O Pitbull apareceu. Esse é o cartão de visita do time Imperador. O nome começou nas arquibancadas e hoje é marca registrada do clube. A equipe tem em sua história dois títulos no Varzeano (2002 e 2004). O diretor Carlos Silva se mostra confiante e disse que Imperador vem para ficar entre os melhores. "Há mais de 30 anos jogamos com muita garra para estar entre os primeiros", informou Silva.
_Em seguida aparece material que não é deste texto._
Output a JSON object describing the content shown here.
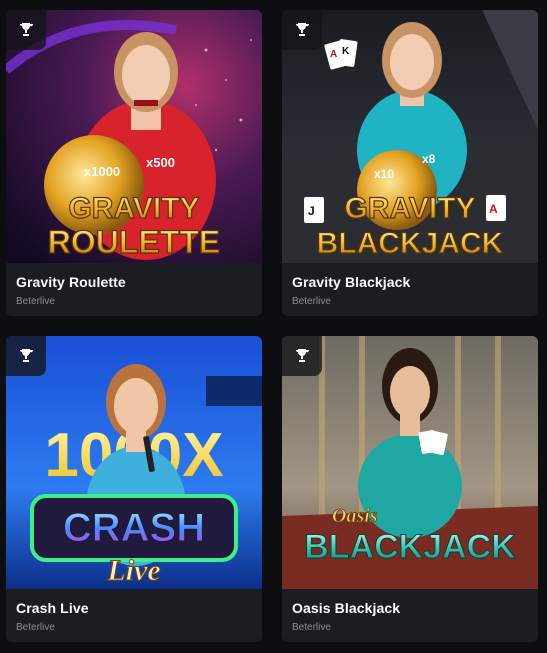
{
  "games": [
    {
      "title": "Gravity Roulette",
      "provider": "Beterlive",
      "thumb_line1": "GRAVITY",
      "thumb_line2": "ROULETTE",
      "multiplier_a": "x1000",
      "multiplier_b": "x500",
      "badge_icon": "trophy-icon"
    },
    {
      "title": "Gravity Blackjack",
      "provider": "Beterlive",
      "thumb_line1": "GRAVITY",
      "thumb_line2": "BLACKJACK",
      "multiplier_a": "x10",
      "multiplier_b": "x8",
      "badge_icon": "trophy-icon"
    },
    {
      "title": "Crash Live",
      "provider": "Beterlive",
      "thumb_line1": "CRASH",
      "thumb_line2": "Live",
      "bg_text": "1000X",
      "badge_icon": "trophy-icon"
    },
    {
      "title": "Oasis Blackjack",
      "provider": "Beterlive",
      "thumb_line1": "Oasis",
      "thumb_line2": "BLACKJACK",
      "badge_icon": "trophy-icon"
    }
  ],
  "colors": {
    "card_bg": "#1c1d23",
    "page_bg": "#0d0e12",
    "gold": "#f3b92a",
    "provider_text": "#8b8d95"
  }
}
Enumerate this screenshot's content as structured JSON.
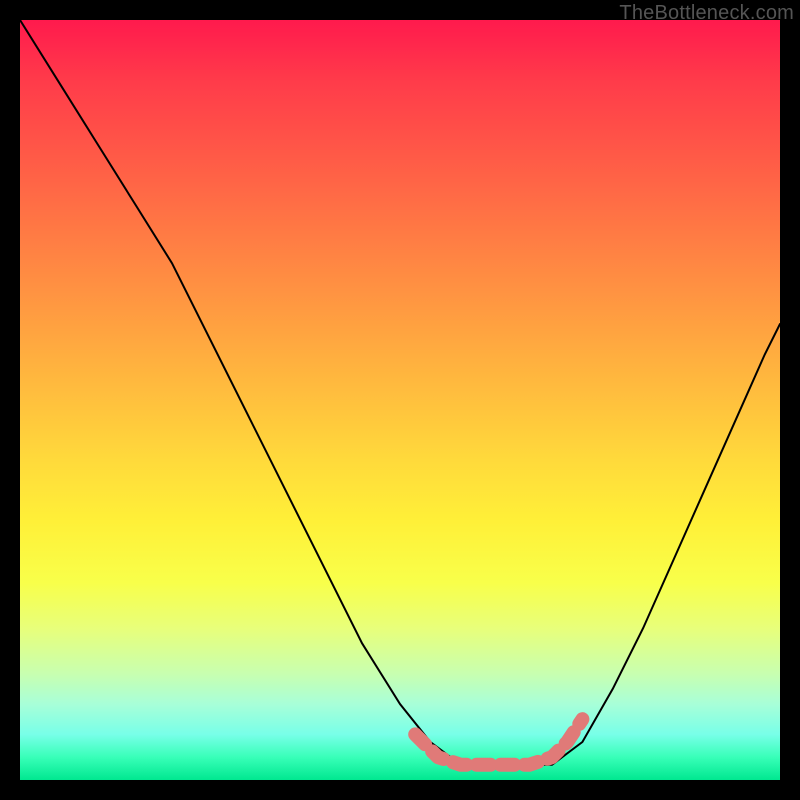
{
  "watermark": "TheBottleneck.com",
  "colors": {
    "curve_stroke": "#000000",
    "highlight_stroke": "#e07a78",
    "background_black": "#000000"
  },
  "chart_data": {
    "type": "line",
    "title": "",
    "xlabel": "",
    "ylabel": "",
    "xlim": [
      0,
      100
    ],
    "ylim": [
      0,
      100
    ],
    "grid": false,
    "series": [
      {
        "name": "curve",
        "x": [
          0,
          5,
          10,
          15,
          20,
          25,
          30,
          35,
          40,
          45,
          50,
          54,
          58,
          62,
          66,
          70,
          74,
          78,
          82,
          86,
          90,
          94,
          98,
          100
        ],
        "y": [
          100,
          92,
          84,
          76,
          68,
          58,
          48,
          38,
          28,
          18,
          10,
          5,
          2,
          2,
          2,
          2,
          5,
          12,
          20,
          29,
          38,
          47,
          56,
          60
        ]
      }
    ],
    "annotations": [
      {
        "name": "valley-highlight",
        "x": [
          52,
          55,
          58,
          61,
          64,
          67,
          70,
          72,
          74
        ],
        "y": [
          6,
          3,
          2,
          2,
          2,
          2,
          3,
          5,
          8
        ]
      }
    ]
  }
}
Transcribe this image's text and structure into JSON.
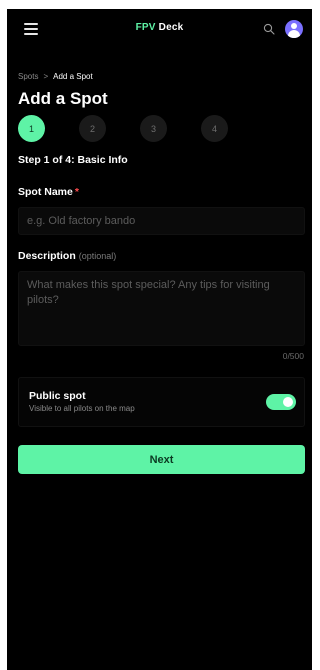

Neste fim de semana, o Imperador enfrenta Estrela (leia mais sobre a rodada no site).
No campo, quem não pode faltar é o torcedor símbolo do Pitbull, Cidão, "Ele é quem representa a garra da torcida", confirmou o diretor Carlos.
Com 70 anos, Aparecido Cassimiro da Silva, o Cidão, é um dos que ajudou a fundar o time. Foi no antigo campo do Imperador, local onde funcionou o Cefam (Centro Específico de Formação e Aperfeiçoamento do Magistério) e hoje a Diretoria Regional de Ensino, que a vontade de representar o bairro começou. "É bom saber que fazemos algo bom para o bairro. Foi como uma conversa de moleque, não imaginava que duraria tantos anos", disse o torcedor.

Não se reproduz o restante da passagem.